Doing nothing to address the shortfall in the Medicare trust fund, which is financed primarily from general government funds, would increase pressure on the federal budget.

"The imbalance is so large it's an open question whether lawmakers will do something to close the shortfall, which gets harder to close with every passing year," said Charles Blahous, III, one of the report's authors who spoke at a BPC discussion Wednesday on Retirement in America.

Robert Reischauer, his co-author, recommended that any steps taken to close the financing gap should concentrate on those further from retirement, but Blahous said baby boomers should also be part of the solution.

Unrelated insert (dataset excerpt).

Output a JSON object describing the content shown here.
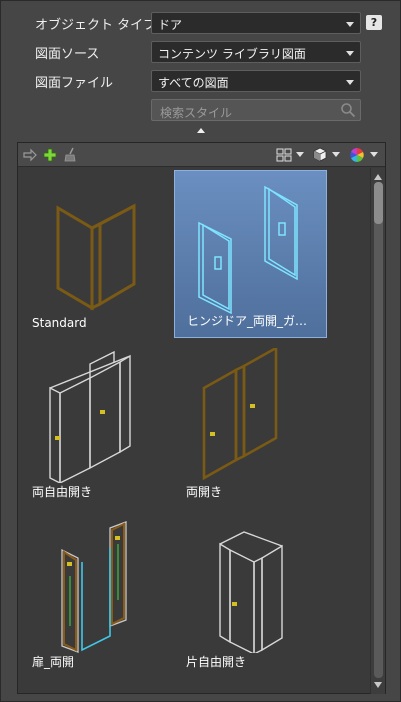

Blahous and Reischauer are the last two public trustees of the Security Social Security and Medicare trust funds. They left after the 2015 Trustees reports were published and haven't been replaced.

There also hasn't been much movement in Washington to address the trust funds' shortfalls.

"Washington's role to lead is more divorced from any financial reality than any time I can remember," said Kent Conrad, former Chairman of the Senate Budget Committee, who participated in another panel at the conference. "What is being seriously discussed is a budget that will add $1.5 trillion to the debt, which is already too large." He was referring to a Senate Budget Committee plan to cut taxes.

Conrad and BPC favor a fix for Social Security that splits the difference between raising revenues and cutting benefits while simultaneously increasing benefits for the bottom 20% of the income ladder in order to reduce poverty among the elderly. They also support providing widows and widowers expanded benefits (75% of their deceased spouse's benefit in addition to the entirety of their own) and more flexible retirement accounts for companies with less than 500 employees, with a tax credit provided to companies that match employees' contributions to some extent.

"There has to be changes in the law; there has to be leadership. It shouldn't be partisan and it needs to be done quickly," said Conrad. "We're in such a toxic environment in this town right now that it's very hard to have a rational discussion about things that don't dominate the news hours of every hour of every day."

The retirement savings issue is not limited to Social Security and Medicare. It also involves workplace retirement plans, which are currently unavailable to 30% of American workers and almost half the employees of small companies, said Ronald O'Hanley, CEO of State Street Global Advisors, who sat on the panel with Conrad. "The real issues are acute now."

O'Hanley, Conrad and Jason Fichtner, senior research fellow at Mercatus Center at George Mason University, favor a comprehensive package to support retirement security that addresses shortfalls in both government and private retirement plans. The package would be subject to a single up or down vote.

"It has to be comprehensive," said O'Hanley. "I would not piecemeal this."